A Guide to the Perplexed

Academic books usually contain a scholarly apparatus--footnotes, case cites for a law book, sometimes mathematics, in the case of textbooks problems and (sometimes) answers. This apparatus gets in the way when one is simply reading the book. To solve that problem, I have moved the apparatus to cyberspace. Hence this web page.

The version that you are now reading is designed for browsers that do not support frames. It consists of a table of contents page, showing, for each chapter, a list of the page in that chapter. Click on a page, and it will appear. Click on an icon on the page, and the additional material corresponding to that icon will appear.

Most chapters also have a link to a collection of problems, some of them with answers. Most originated as exam problems for courses on the economic analysis of law. Hopefully some readers will find them useful as a way of testing how well they understand the material.

Readers who would like to know more about me may want to take a look at my home page. Readers who would like to propose additional material for the web page, or want to argue with it or the text, are invited to email me.
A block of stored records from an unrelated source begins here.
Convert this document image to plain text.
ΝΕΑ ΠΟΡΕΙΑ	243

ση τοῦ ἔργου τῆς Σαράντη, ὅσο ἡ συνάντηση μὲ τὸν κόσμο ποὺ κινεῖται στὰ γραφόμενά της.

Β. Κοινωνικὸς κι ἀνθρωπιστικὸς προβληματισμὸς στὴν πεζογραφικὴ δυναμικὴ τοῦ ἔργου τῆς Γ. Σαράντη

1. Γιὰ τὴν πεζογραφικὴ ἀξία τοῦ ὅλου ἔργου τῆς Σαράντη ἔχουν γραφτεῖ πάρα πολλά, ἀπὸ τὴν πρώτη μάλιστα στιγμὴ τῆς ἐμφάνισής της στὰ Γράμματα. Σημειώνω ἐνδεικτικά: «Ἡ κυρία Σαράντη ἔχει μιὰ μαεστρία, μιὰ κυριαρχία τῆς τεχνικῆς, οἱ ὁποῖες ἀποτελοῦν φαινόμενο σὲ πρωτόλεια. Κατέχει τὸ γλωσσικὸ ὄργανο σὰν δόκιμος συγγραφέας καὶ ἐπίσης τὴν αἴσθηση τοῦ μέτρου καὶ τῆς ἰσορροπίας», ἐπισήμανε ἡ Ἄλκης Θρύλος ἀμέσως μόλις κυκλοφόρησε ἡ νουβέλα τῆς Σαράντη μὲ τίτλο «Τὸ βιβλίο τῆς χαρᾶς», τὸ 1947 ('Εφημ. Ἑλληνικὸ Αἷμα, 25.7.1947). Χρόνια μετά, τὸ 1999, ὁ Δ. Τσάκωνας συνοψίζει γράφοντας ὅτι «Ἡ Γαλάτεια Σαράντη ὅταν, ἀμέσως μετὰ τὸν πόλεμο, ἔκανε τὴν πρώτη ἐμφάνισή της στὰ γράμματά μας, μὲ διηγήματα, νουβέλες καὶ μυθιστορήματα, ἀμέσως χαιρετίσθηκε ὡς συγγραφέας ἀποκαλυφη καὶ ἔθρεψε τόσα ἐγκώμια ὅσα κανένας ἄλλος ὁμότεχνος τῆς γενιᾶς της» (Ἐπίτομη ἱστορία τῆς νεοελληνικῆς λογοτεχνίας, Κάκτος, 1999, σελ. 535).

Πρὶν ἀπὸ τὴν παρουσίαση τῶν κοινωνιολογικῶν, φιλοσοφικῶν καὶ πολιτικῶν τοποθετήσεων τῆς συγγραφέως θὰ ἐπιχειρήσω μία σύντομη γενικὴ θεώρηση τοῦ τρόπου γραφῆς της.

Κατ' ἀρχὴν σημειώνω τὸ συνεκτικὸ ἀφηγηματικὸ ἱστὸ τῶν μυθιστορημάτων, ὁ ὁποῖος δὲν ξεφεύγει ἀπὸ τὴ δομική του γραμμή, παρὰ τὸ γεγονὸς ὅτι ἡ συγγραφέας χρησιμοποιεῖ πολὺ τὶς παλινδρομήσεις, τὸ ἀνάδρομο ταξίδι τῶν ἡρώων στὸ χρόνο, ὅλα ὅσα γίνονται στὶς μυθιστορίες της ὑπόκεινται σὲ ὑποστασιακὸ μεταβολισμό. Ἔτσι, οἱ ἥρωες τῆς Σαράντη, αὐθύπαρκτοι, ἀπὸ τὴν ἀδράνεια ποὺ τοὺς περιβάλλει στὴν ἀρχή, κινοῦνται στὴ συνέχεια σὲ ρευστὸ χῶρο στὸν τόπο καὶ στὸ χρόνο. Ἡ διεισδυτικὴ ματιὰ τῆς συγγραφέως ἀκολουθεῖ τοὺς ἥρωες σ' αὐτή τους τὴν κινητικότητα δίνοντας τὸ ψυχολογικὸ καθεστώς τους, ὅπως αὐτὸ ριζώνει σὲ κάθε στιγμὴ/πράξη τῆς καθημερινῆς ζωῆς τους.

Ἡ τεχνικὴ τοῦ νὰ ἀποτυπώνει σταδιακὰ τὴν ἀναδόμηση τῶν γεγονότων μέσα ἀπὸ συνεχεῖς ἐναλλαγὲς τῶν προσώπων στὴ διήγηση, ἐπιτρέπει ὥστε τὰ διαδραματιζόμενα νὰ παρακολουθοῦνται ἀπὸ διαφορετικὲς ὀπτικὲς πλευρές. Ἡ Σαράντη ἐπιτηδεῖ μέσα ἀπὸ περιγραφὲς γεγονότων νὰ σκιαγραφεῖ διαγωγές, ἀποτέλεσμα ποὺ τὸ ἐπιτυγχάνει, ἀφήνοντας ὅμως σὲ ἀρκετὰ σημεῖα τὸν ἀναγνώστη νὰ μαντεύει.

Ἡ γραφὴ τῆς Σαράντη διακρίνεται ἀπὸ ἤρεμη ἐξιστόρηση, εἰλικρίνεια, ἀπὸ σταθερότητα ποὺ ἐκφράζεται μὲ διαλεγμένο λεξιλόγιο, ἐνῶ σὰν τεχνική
I am putting this web page up a month or so before the book is expected out, both to help me make sure everything is working and to let other people look at it and make suggestions. Feel free to do so. As you will see, while much of the linked material is there, a considerable amount is still missing. Text in red represents notes to myself about additional material to be added. Hopefully, all of the missing pieces will be there by the time the book actually comes out.

 

David Friedman

3/1/2000


Credits and Apologies

Many of the points made here were contributed by early readers of the manuscript. I am especially grateful to Richard Posner for correcting a considerable number of my mistaken or incomplete views on legal questions. Neither he or anyone other than myself is responsible for such errors as remain.

The icons in the book correspond to the situation at the time the book was produced. In some cases, a book or article that was unavailable online, and so represented as a cite rather than online text, may become available later, in which case (assuming I notice) I will add a link to it. In other cases, I may think of an additional item that should have been marked as an icon in the book, but was not--and add it to the web page.